Maroc : Des projets d’autoroutes stratégiques pour améliorer la connectivité nationale
La Maroc se dote d’un réseau autoroutier en pleine expansion
Le développement du réseau autoroutier marocain prend un nouvel essor avec la création d’infrastructures stratégiques pour connecter davantage les régions du pays. Depuis sa création, la Société nationale des routes du Maroc a mis en place un réseau de 1.800 kilomètres, se positionnant comme le deuxième en Afrique derrière celui de l’Afrique du Sud. De nouveaux projets ambitieux ont été annoncés pour renforcer cette infrastructure essentielle.
Rabat-Casablanca, le projet phare
Le projet le plus attendu est sans conteste l’autoroute continentale Rabat-Casablanca. S’étendant sur 60 kilomètres, cet axe reliera le contournement de Rabat à celui de Casablanca, facilitant ainsi le trafic entre ces deux grandes villes. Estimé à 6,5 milliards de dirhams, ce projet devrait désengorger l’une des autoroutes les plus fréquentées du Royaume. Ce développement fait partie d’un programme stratégique entre l’État et l’ADM, prévoyant un budget total de 12,5 milliards de dirhams pour divers projets de 2025 à 2032.
Renforcement de l’accessibilité urbaine
Outre l’amélioration des déplacements entre Rabat et Casablanca, le programme inclut des projets visant à améliorer l’accessibilité au Grand Stade de Casablanca et à rationaliser le corridor Rabat-Casablanca. Ces initiatives répondent à la nécessité de préparer le pays à accueillir plusieurs grands événements au cours des prochaines années, augmentant ainsi l’importance de la connectivité régionale.
L’axe Tit Mellil-Berrechid, première pierre angulaire
L’ouverture de l’autoroute Tit Mellil-Berrechid, prévue pour le 27 novembre 2025, représente une première étape significative pour améliorer la circulation autour de Casablanca. Long de 30 kilomètres et construit pour un coût de 2,5 milliards de dirhams, ce projet relie déjà des axes essentiels reliant Casablanca à Marrakech et Berrechid à Béni Mellal.

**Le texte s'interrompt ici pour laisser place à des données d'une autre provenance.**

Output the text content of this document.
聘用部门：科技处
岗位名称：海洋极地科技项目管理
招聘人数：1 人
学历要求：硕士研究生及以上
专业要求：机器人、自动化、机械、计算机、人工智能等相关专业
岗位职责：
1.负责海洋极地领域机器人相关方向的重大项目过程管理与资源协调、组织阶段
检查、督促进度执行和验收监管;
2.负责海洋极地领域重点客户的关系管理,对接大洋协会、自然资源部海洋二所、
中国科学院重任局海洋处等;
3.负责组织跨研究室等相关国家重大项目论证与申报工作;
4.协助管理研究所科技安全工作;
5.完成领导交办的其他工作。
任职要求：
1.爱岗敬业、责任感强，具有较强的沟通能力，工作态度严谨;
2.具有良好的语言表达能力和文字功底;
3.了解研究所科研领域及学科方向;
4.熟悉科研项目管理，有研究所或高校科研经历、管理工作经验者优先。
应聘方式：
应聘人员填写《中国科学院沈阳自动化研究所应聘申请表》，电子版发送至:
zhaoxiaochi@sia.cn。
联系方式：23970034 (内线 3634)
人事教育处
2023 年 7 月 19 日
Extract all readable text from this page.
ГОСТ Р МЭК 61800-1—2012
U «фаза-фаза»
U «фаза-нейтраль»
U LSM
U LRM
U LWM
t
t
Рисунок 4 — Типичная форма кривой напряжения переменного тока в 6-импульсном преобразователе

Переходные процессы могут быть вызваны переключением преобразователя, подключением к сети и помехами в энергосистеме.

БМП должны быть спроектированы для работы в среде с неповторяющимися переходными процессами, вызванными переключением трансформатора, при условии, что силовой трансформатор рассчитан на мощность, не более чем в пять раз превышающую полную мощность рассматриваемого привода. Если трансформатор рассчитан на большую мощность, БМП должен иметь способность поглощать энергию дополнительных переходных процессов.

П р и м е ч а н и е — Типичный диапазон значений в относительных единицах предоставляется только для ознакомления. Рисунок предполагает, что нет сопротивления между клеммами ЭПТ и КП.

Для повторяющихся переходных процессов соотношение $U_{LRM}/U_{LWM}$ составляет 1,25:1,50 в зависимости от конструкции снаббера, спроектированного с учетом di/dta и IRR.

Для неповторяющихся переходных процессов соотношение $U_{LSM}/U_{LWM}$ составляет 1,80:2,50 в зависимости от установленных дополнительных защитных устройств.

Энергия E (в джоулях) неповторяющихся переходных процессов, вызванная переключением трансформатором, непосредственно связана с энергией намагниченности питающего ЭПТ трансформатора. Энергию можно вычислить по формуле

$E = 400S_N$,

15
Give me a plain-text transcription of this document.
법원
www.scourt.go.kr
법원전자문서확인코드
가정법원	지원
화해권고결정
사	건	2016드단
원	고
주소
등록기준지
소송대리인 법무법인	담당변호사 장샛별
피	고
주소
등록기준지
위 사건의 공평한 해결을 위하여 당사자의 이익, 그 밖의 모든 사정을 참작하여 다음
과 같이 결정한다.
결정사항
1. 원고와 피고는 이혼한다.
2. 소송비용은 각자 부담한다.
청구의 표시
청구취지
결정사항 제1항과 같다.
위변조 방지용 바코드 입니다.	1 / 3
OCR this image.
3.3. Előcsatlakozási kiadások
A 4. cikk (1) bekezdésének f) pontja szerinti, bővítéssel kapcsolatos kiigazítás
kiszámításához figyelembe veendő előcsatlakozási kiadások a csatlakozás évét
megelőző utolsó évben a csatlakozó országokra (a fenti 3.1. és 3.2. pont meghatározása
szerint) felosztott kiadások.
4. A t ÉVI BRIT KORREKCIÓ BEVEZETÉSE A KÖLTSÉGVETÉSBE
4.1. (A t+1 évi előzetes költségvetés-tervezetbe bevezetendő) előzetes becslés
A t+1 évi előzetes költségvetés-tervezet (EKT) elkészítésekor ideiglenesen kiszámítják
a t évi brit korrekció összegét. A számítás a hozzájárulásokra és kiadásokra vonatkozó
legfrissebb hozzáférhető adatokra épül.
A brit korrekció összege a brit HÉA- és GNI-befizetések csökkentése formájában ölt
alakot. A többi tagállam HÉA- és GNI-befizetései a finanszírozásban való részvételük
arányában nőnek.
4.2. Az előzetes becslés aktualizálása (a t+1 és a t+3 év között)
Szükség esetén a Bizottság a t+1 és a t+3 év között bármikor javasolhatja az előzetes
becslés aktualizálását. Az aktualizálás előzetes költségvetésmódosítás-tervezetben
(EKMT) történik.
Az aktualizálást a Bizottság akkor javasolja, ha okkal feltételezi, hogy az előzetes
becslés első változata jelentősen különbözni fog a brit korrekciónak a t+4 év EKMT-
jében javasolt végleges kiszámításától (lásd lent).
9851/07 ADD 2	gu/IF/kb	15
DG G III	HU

Le projet Guercif-Nador se concrétise
À l’est, le chantier Guercif-Nador constitue un autre projet majeur en cours. Cette autoroute, reliant le port de Nador West Med au réseau national, vise à soutenir le développement de la région Orientale. Lancé avec un coût initial de 5,5 milliards de dirhams, le projet a vu des progrès notables, notamment le démarrage du premier tronçon de 36,7 kilomètres et l’achèvement de 80% du tronçon Driouch-Nador West Med. L’objectif annoncé est une mise en service complète d’ici 2028.
Un avenir prometteur avec Fès-Marrakech
Parmi les projets à venir, l’autoroute Fès-Marrakech est considérée comme l’un des plus structurants. Les études préparatoires ont débuté pour un axe d’environ 420 kilomètres, passant par des villes clés comme Meknès, Khénifra et Béni Mellal. Avec un coût estimé à près de 28 milliards de dirhams, ce projet pourrait réduire significativement les temps de trajet tout en intégrant mieux les régions de l’intérieur au réseau économique national.
Multiples projets en perspective
D’autres projets sont en phase de planification ou d’étude, notamment le contournement est de Safi, l’extension Agadir-Tiznit, ainsi que plusieurs axes reliant d’autres importantes villes du pays. Même si leur avancement varie, tous ces projets montrent clairement que le réseau autoroutier marocain ne se limite plus à relier les grandes métropoles côtières. Il vise désormais à renforcer la connectivité entre ports, régions intérieures et nouveaux pôles de développement, soulignant l’ambition du Maroc d’améliorer son infrastructure routière pour soutenir sa croissance économique future.